12 Jun 2015

Tuvalu irked by big power fishing stance

1:38 pm on 12 June 2015

Tuvalu's fisheries minister Pita Elisala says his nation is not selling fishing days to distant water fishing countries that have blocked initiatives to develop its domestic fishery.

Ministers from the Parties to the Nauru Agreement (PNA) are holding their annual meeting in Pohnpei, Federated States of Micronesia

Ministers from the Parties to the Nauru Agreement at their annual meeting in Pohnpei, Federated States of Micronesia. Joining them at the opening was new FSM President Peter Christian and Pohnpei Governor John Ehsa (front center, not in uniforms). Photo: Bill Jaynes

Mr Elisala was speaking during the two-day Parties to the Nauru Agreement annual meeting of ministers in the Federated States of Micronesia.

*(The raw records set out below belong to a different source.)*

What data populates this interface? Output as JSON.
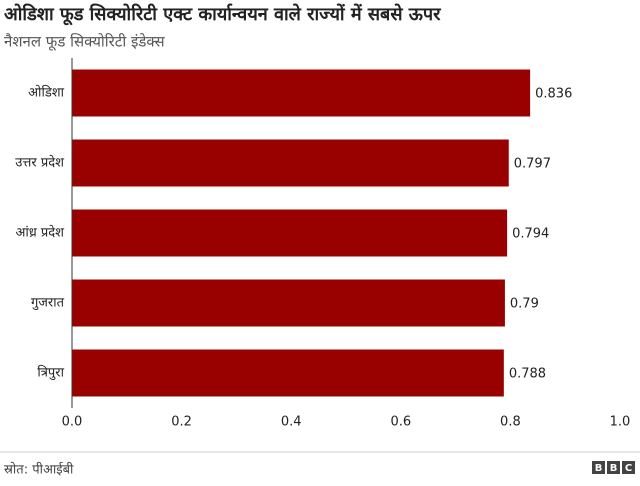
{
  "chart_data": {
    "type": "bar",
    "orientation": "horizontal",
    "title": "ओडिशा फूड सिक्योरिटी एक्ट कार्यान्वयन वाले राज्यों में सबसे ऊपर",
    "subtitle": "नैशनल फूड सिक्योरिटी इंडेक्स",
    "categories": [
      "ओडिशा",
      "उत्तर प्रदेश",
      "आंध्र प्रदेश",
      "गुजरात",
      "त्रिपुरा"
    ],
    "values": [
      0.836,
      0.797,
      0.794,
      0.79,
      0.788
    ],
    "color": "#990000",
    "xlim": [
      0,
      1
    ],
    "xticks": [
      {
        "value": 0,
        "label": "0.0"
      },
      0.2,
      0.4,
      0.6,
      0.8,
      {
        "value": 1,
        "label": "1.0"
      }
    ],
    "source": "स्रोत: पीआईबी",
    "logo": [
      "B",
      "B",
      "C"
    ]
  }
}
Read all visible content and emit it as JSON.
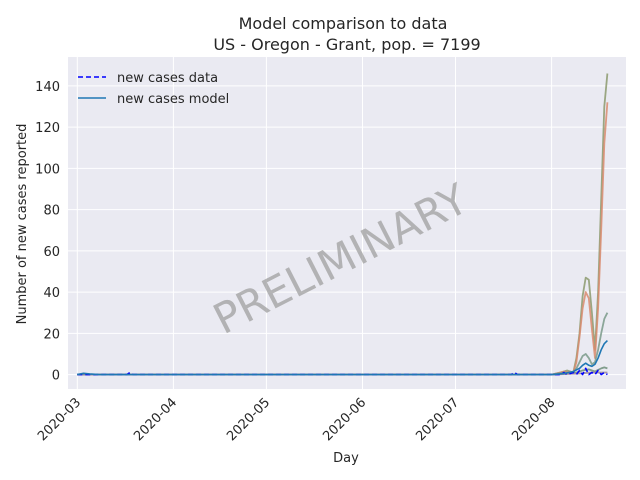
{
  "chart_data": {
    "type": "line",
    "title": "Model comparison to data",
    "subtitle": "US - Oregon - Grant, pop. = 7199",
    "xlabel": "Day",
    "ylabel": "Number of new cases reported",
    "watermark": "PRELIMINARY",
    "x_ticks": [
      "2020-03",
      "2020-04",
      "2020-05",
      "2020-06",
      "2020-07",
      "2020-08"
    ],
    "y_ticks": [
      "0",
      "20",
      "40",
      "60",
      "80",
      "100",
      "120",
      "140"
    ],
    "xlim": [
      "2020-02-27",
      "2020-08-25"
    ],
    "ylim": [
      -7,
      154
    ],
    "grid": true,
    "legend_position": "top-left",
    "legend": [
      {
        "label": "new cases data",
        "style": "dashed",
        "color": "#0000ff"
      },
      {
        "label": "new cases model",
        "style": "solid",
        "color": "#1f77b4"
      }
    ],
    "series": [
      {
        "name": "new cases data",
        "color": "#0000ff",
        "style": "dashed",
        "points": [
          [
            "2020-03-01",
            0
          ],
          [
            "2020-03-04",
            0
          ],
          [
            "2020-03-10",
            0
          ],
          [
            "2020-03-17",
            0
          ],
          [
            "2020-03-18",
            1
          ],
          [
            "2020-03-19",
            0
          ],
          [
            "2020-04-15",
            0
          ],
          [
            "2020-05-15",
            0
          ],
          [
            "2020-06-15",
            0
          ],
          [
            "2020-07-15",
            0
          ],
          [
            "2020-07-19",
            0
          ],
          [
            "2020-07-20",
            1
          ],
          [
            "2020-07-21",
            0
          ],
          [
            "2020-08-01",
            0
          ],
          [
            "2020-08-04",
            0
          ],
          [
            "2020-08-05",
            1
          ],
          [
            "2020-08-06",
            0
          ],
          [
            "2020-08-08",
            1
          ],
          [
            "2020-08-09",
            0
          ],
          [
            "2020-08-10",
            2
          ],
          [
            "2020-08-11",
            0
          ],
          [
            "2020-08-12",
            3
          ],
          [
            "2020-08-13",
            0
          ],
          [
            "2020-08-14",
            1
          ],
          [
            "2020-08-15",
            0
          ],
          [
            "2020-08-16",
            2
          ],
          [
            "2020-08-17",
            0
          ],
          [
            "2020-08-18",
            1
          ],
          [
            "2020-08-19",
            0
          ]
        ]
      },
      {
        "name": "new cases model",
        "color": "#1f77b4",
        "style": "solid",
        "points": [
          [
            "2020-03-01",
            0
          ],
          [
            "2020-03-03",
            0.6
          ],
          [
            "2020-03-05",
            0.3
          ],
          [
            "2020-03-08",
            0
          ],
          [
            "2020-04-01",
            0
          ],
          [
            "2020-05-01",
            0
          ],
          [
            "2020-06-01",
            0
          ],
          [
            "2020-07-01",
            0
          ],
          [
            "2020-08-01",
            0
          ],
          [
            "2020-08-05",
            0.5
          ],
          [
            "2020-08-08",
            1.5
          ],
          [
            "2020-08-10",
            3
          ],
          [
            "2020-08-11",
            4.5
          ],
          [
            "2020-08-12",
            5.5
          ],
          [
            "2020-08-13",
            4.5
          ],
          [
            "2020-08-14",
            4
          ],
          [
            "2020-08-15",
            5
          ],
          [
            "2020-08-16",
            8
          ],
          [
            "2020-08-17",
            12
          ],
          [
            "2020-08-18",
            15
          ],
          [
            "2020-08-19",
            16.5
          ]
        ]
      },
      {
        "color": "#8c9a6e",
        "style": "solid",
        "points": [
          [
            "2020-03-01",
            0
          ],
          [
            "2020-08-01",
            0
          ],
          [
            "2020-08-04",
            1
          ],
          [
            "2020-08-06",
            2
          ],
          [
            "2020-08-08",
            1
          ],
          [
            "2020-08-09",
            8
          ],
          [
            "2020-08-10",
            20
          ],
          [
            "2020-08-11",
            38
          ],
          [
            "2020-08-12",
            47
          ],
          [
            "2020-08-13",
            46
          ],
          [
            "2020-08-14",
            30
          ],
          [
            "2020-08-15",
            12
          ],
          [
            "2020-08-16",
            40
          ],
          [
            "2020-08-17",
            85
          ],
          [
            "2020-08-18",
            130
          ],
          [
            "2020-08-19",
            146
          ]
        ]
      },
      {
        "color": "#d98b6e",
        "style": "solid",
        "points": [
          [
            "2020-03-01",
            0
          ],
          [
            "2020-08-01",
            0
          ],
          [
            "2020-08-05",
            1.5
          ],
          [
            "2020-08-08",
            1
          ],
          [
            "2020-08-09",
            6
          ],
          [
            "2020-08-10",
            18
          ],
          [
            "2020-08-11",
            32
          ],
          [
            "2020-08-12",
            40
          ],
          [
            "2020-08-13",
            37
          ],
          [
            "2020-08-14",
            22
          ],
          [
            "2020-08-15",
            8
          ],
          [
            "2020-08-16",
            32
          ],
          [
            "2020-08-17",
            70
          ],
          [
            "2020-08-18",
            112
          ],
          [
            "2020-08-19",
            132
          ]
        ]
      },
      {
        "color": "#7a9a8a",
        "style": "solid",
        "points": [
          [
            "2020-03-01",
            0
          ],
          [
            "2020-08-01",
            0
          ],
          [
            "2020-08-05",
            1
          ],
          [
            "2020-08-08",
            1
          ],
          [
            "2020-08-09",
            3
          ],
          [
            "2020-08-10",
            6
          ],
          [
            "2020-08-11",
            9
          ],
          [
            "2020-08-12",
            10
          ],
          [
            "2020-08-13",
            8
          ],
          [
            "2020-08-14",
            5
          ],
          [
            "2020-08-15",
            6
          ],
          [
            "2020-08-16",
            12
          ],
          [
            "2020-08-17",
            20
          ],
          [
            "2020-08-18",
            27
          ],
          [
            "2020-08-19",
            30
          ]
        ]
      },
      {
        "color": "#6e8f7a",
        "style": "solid",
        "points": [
          [
            "2020-03-01",
            0
          ],
          [
            "2020-08-01",
            0
          ],
          [
            "2020-08-06",
            0.5
          ],
          [
            "2020-08-09",
            1
          ],
          [
            "2020-08-11",
            2
          ],
          [
            "2020-08-13",
            2.5
          ],
          [
            "2020-08-15",
            1.5
          ],
          [
            "2020-08-17",
            3
          ],
          [
            "2020-08-18",
            3.5
          ],
          [
            "2020-08-19",
            3
          ]
        ]
      },
      {
        "color": "#9a8a9a",
        "style": "solid",
        "points": [
          [
            "2020-03-01",
            0
          ],
          [
            "2020-08-01",
            0
          ],
          [
            "2020-08-10",
            0.5
          ],
          [
            "2020-08-14",
            1
          ],
          [
            "2020-08-19",
            1
          ]
        ]
      }
    ]
  }
}
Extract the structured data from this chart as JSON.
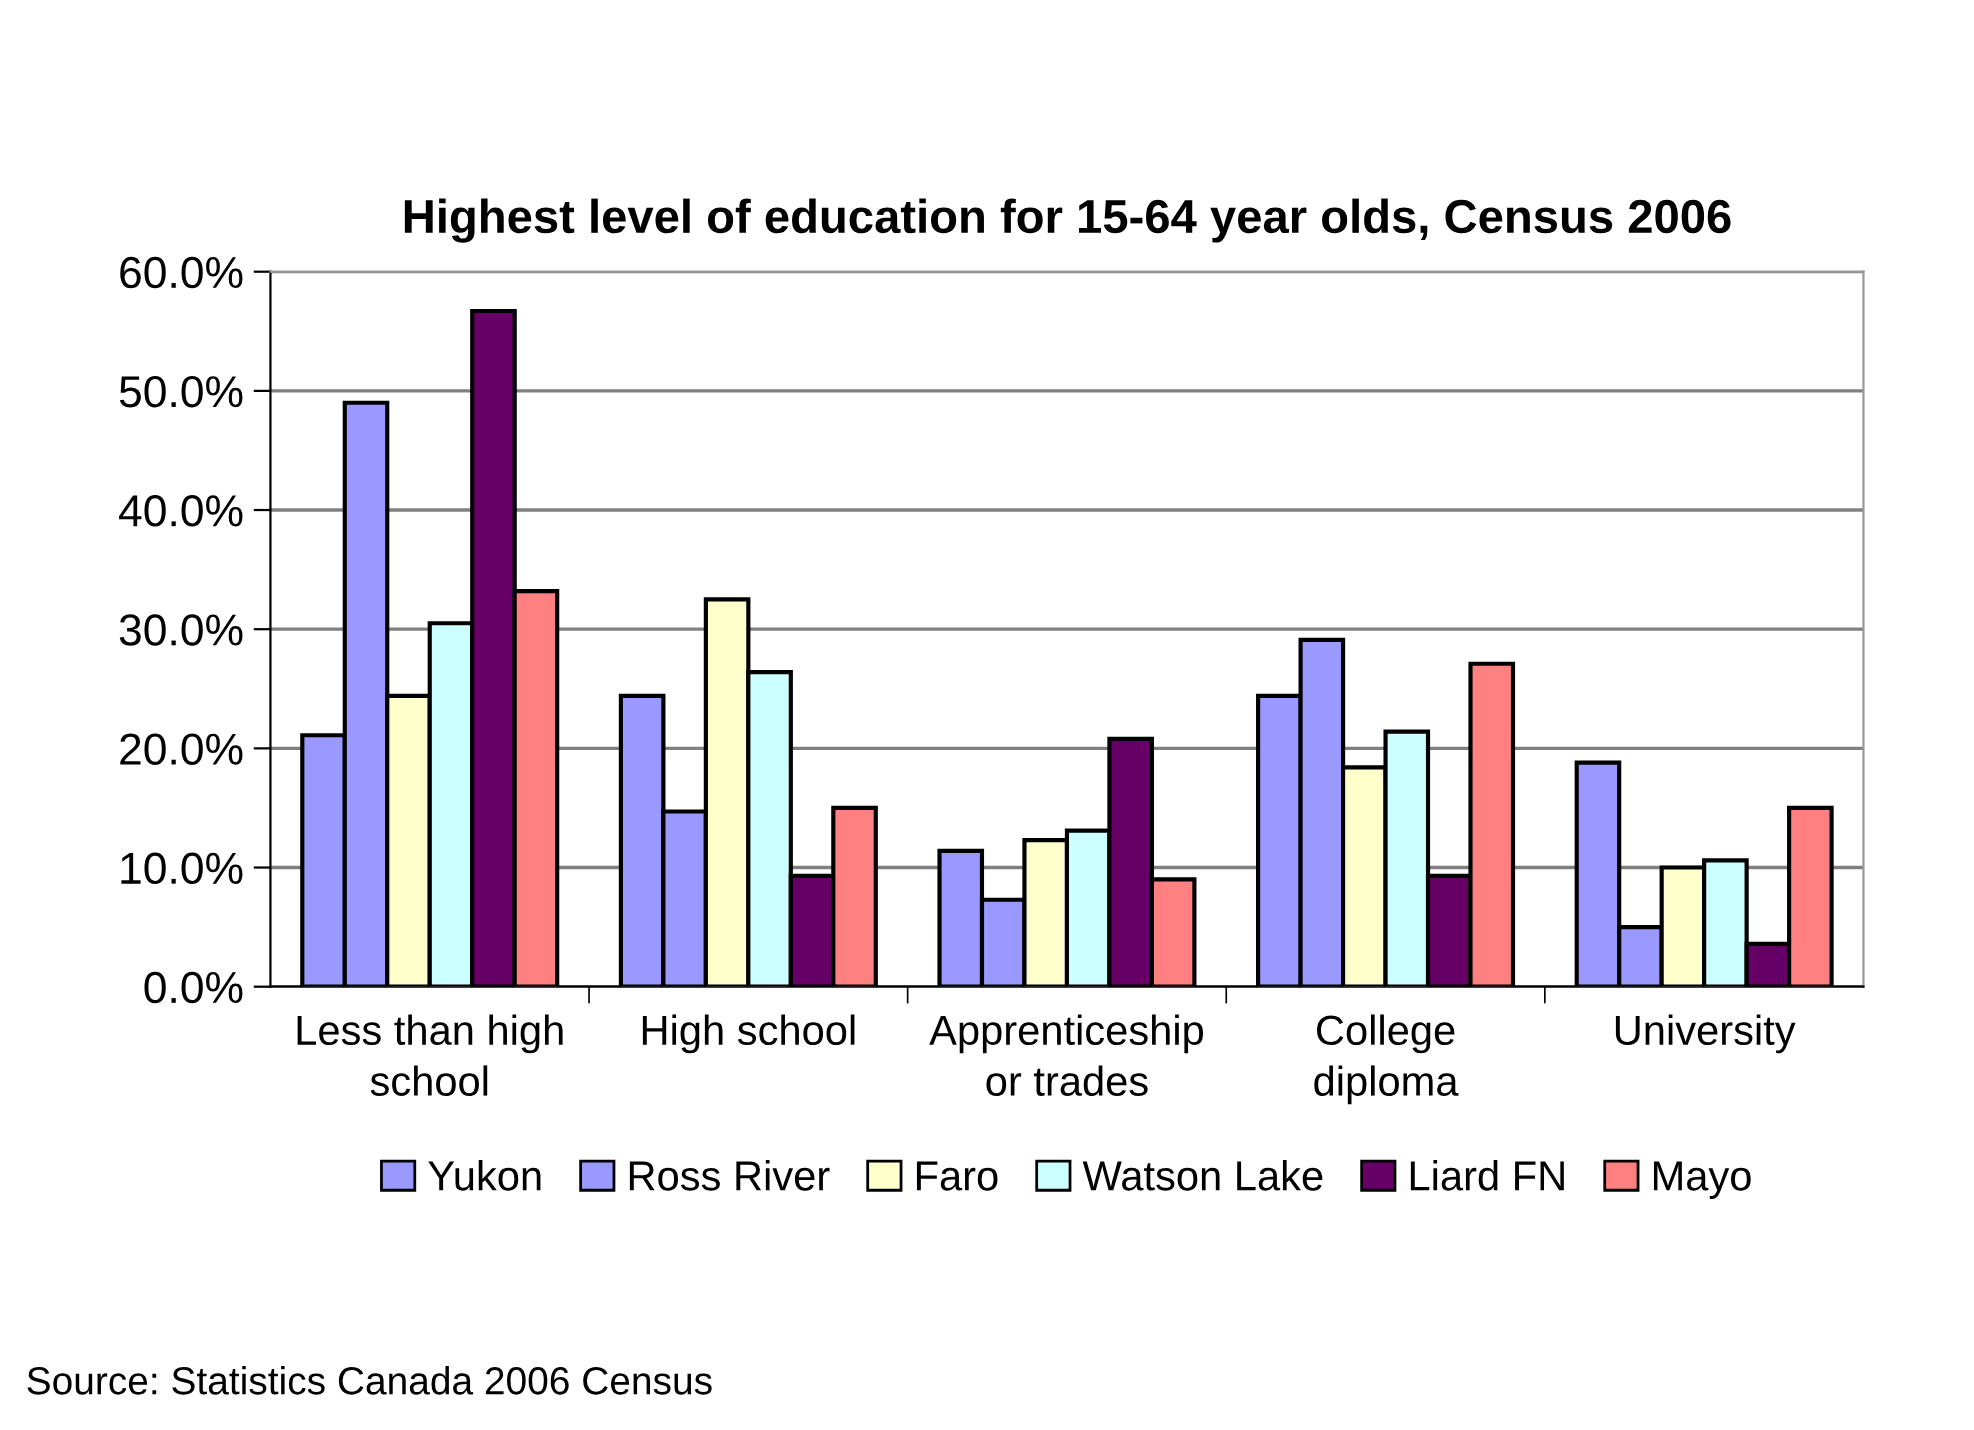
{
  "chart_data": {
    "type": "bar",
    "title": "Highest level of education for 15-64 year olds, Census 2006",
    "categories": [
      "Less than high\nschool",
      "High school",
      "Apprenticeship\nor trades",
      "College\ndiploma",
      "University"
    ],
    "series": [
      {
        "name": "Yukon",
        "color": "#9999ff",
        "values": [
          21.1,
          24.4,
          11.4,
          24.4,
          18.8
        ]
      },
      {
        "name": "Ross River",
        "color": "#9999ff",
        "values": [
          49.0,
          14.7,
          7.3,
          29.1,
          5.0
        ]
      },
      {
        "name": "Faro",
        "color": "#ffffcc",
        "values": [
          24.4,
          32.5,
          12.3,
          18.4,
          10.0
        ]
      },
      {
        "name": "Watson Lake",
        "color": "#ccffff",
        "values": [
          30.5,
          26.4,
          13.1,
          21.4,
          10.6
        ]
      },
      {
        "name": "Liard FN",
        "color": "#660066",
        "values": [
          56.7,
          9.3,
          20.8,
          9.3,
          3.6
        ]
      },
      {
        "name": "Mayo",
        "color": "#ff8080",
        "values": [
          33.2,
          15.0,
          9.0,
          27.1,
          15.0
        ]
      }
    ],
    "ylim": [
      0,
      60
    ],
    "yticks": [
      {
        "value": 0,
        "label": "0.0%"
      },
      {
        "value": 10,
        "label": "10.0%"
      },
      {
        "value": 20,
        "label": "20.0%"
      },
      {
        "value": 30,
        "label": "30.0%"
      },
      {
        "value": 40,
        "label": "40.0%"
      },
      {
        "value": 50,
        "label": "50.0%"
      },
      {
        "value": 60,
        "label": "60.0%"
      }
    ],
    "grid": "y",
    "legend": "bottom",
    "annotations": [
      "Source: Statistics Canada 2006 Census"
    ]
  }
}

Last month, PNA officials wrote to fisheries officials in Japan and Taiwan and to the International Seafood Sustainability Foundation requesting meetings to resolve what PNA CEO Dr. Transform Aqorau described this week as an embargo against island domestic development.

Mr Elisala, who did not name what countries were preventing fisheries developments in Tuvalu, says Tuvalu is concerned with the way these nations had treated them and is therefore refusing to sell them fishing days.

He says this could have negative repercussions for Tuvalu as it depends on donor aid from these same countries.

Dr Aqorau says Tuvalu and the Marshall Islands have attempted to get purse seiners from Taiwan, but these efforts have been prevented.